И здесь нас ждет язвительная двусмысленность. Коли все так, коли роман Петровича с бывшей холеной красавицей, а ныне гонимой полустарухой Лесей (двадцать семь лет назад выпихнувшей героя из НИИ в андеграунд и/или литературу) приходится на то самое лето, то и инсульт (Маканин не забудет помянуть старое название недуга, столь значимое для всего романа, — удар) настиг Лесю не когда-нибудь, а в славные августовские дни. “Не помню час, уже стемнело — я услышал грохот и скрежет, по улице шли танки”. Танки в столицу входили дважды — в августе 1991-го и ноябре 1993-го. “Утром врач не пришел, пришел только после обеда, когда стрельба на улицах, начавшаяся еще с ночи, закончилась. Врача больше беспокоила кровь на улицах. Он рассказал про раненых. Сравнительно с улицами кровь Л. Д. была мелочью. (Я так не думал.)” Не только эмоциональная атмосфера, но и фактура отсылают к ноябрю 1993-го (тогда была ночная и утренняя стрельба; тогда вовсю говорили о жертвах — в 1991-м скорбели о трех погибших). А сюжетная хронология исподволь настаивает: август, Преображенская революция.

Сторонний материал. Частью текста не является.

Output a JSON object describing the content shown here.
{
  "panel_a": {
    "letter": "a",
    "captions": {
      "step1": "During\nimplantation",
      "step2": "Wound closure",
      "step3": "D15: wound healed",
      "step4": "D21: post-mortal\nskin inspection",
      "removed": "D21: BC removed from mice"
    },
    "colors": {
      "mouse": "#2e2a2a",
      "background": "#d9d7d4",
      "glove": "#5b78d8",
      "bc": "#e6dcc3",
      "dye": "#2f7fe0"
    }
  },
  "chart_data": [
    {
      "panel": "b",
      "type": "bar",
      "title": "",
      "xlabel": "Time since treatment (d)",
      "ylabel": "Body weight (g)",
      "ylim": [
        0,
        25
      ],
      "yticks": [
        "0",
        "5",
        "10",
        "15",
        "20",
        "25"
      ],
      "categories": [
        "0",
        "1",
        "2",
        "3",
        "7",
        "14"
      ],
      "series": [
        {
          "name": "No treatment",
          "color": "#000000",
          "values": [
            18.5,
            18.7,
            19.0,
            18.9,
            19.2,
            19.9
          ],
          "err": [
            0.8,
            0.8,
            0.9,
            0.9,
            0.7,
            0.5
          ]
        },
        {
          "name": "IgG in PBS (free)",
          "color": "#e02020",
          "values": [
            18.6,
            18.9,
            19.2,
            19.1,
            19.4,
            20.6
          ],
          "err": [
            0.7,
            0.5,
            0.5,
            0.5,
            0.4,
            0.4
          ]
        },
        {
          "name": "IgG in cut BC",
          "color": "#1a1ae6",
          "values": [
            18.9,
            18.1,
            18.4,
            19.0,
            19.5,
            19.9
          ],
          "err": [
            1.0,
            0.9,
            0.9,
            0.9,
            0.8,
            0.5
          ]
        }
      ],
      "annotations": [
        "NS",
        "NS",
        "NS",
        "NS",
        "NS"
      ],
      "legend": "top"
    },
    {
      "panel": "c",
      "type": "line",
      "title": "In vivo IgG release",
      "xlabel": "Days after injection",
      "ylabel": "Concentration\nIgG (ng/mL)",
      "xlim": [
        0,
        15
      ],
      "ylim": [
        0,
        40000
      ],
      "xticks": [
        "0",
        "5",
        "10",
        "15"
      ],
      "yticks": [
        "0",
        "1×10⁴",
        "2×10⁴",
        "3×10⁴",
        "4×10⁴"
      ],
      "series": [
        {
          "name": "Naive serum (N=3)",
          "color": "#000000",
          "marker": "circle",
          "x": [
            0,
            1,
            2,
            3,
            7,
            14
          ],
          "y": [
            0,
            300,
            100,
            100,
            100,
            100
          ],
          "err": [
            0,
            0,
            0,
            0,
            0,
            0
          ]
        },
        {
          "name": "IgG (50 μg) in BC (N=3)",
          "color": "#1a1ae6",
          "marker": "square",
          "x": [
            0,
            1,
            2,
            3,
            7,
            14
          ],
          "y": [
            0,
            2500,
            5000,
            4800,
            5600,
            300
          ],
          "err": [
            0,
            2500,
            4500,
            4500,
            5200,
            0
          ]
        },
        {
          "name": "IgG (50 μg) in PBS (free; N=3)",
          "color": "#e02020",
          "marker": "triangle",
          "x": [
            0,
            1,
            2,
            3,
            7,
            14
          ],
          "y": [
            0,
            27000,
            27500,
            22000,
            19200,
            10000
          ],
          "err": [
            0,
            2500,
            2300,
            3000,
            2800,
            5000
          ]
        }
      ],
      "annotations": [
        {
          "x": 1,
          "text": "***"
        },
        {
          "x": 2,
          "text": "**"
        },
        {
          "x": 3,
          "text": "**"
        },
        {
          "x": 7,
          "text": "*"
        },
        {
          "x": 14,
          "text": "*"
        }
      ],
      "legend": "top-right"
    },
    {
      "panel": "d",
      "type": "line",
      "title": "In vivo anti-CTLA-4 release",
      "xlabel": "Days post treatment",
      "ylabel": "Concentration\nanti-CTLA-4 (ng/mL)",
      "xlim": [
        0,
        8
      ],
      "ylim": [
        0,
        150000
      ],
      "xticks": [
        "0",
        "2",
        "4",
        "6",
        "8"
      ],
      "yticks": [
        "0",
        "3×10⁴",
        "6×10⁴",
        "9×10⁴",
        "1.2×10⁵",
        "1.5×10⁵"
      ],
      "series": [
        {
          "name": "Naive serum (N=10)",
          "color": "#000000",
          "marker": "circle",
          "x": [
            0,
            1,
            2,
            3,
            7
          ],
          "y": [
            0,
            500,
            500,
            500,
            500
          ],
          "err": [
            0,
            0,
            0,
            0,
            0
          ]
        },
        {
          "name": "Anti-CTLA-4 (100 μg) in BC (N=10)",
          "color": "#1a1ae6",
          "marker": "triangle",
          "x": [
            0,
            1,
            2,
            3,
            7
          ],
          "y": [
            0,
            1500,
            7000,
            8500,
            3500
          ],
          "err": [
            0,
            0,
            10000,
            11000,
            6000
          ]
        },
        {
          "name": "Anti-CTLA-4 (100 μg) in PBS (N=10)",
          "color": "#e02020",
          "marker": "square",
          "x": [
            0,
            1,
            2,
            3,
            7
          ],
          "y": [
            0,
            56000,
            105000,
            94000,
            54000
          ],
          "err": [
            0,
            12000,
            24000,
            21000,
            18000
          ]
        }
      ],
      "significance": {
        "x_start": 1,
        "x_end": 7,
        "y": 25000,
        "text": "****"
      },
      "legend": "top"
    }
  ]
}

При этом автор словно бы не хочет, чтоб его поняли. Несколько раньше поворотные дни 1991 года упомянуты прямо. Михаил (еще один писатель андеграунда) слетал в Израиль и там рассказывал брату, “как он вместе с другими во время августовского путча строил заграждения у Белого дома и спешил защищать шаткую демократию”. Этот очень важный эпизод (брат спрашивает Михаила: “Когда вы наконец оставите эту несчастную страну в покое?”, а Петрович, раззадоренный рассказом Михаила, формулирует: “Мы — подсознание России”) следует непосредственно за сценой, в которой художники (и стукач Чубисов) собираются на демонстрацию. Дальше же речь идет о встрече с вышедшим из андеграунда литератором Смоликовым, “одним из перелицованных секретарей перелицованного Союза писателей”. Никаких перелицовок в СП до августа 1991 года не было, хотя превращение андеграунда в истеблишмент шло полным ходом. Мелкие оговорки размывают временной контур; место “истории” занимает аморфное смысловое пятно. Да так ли важно, когда именно на этом театре давалось то или иное представление? — кажется, Маканин и его герой-повествователь к такой позиции близки, но это только кажется. Спрятанные даты можно угадать, их символическая весомость еще не забыта. Специфическое, резко окрашенное историей время разом и фиктивно, и суще.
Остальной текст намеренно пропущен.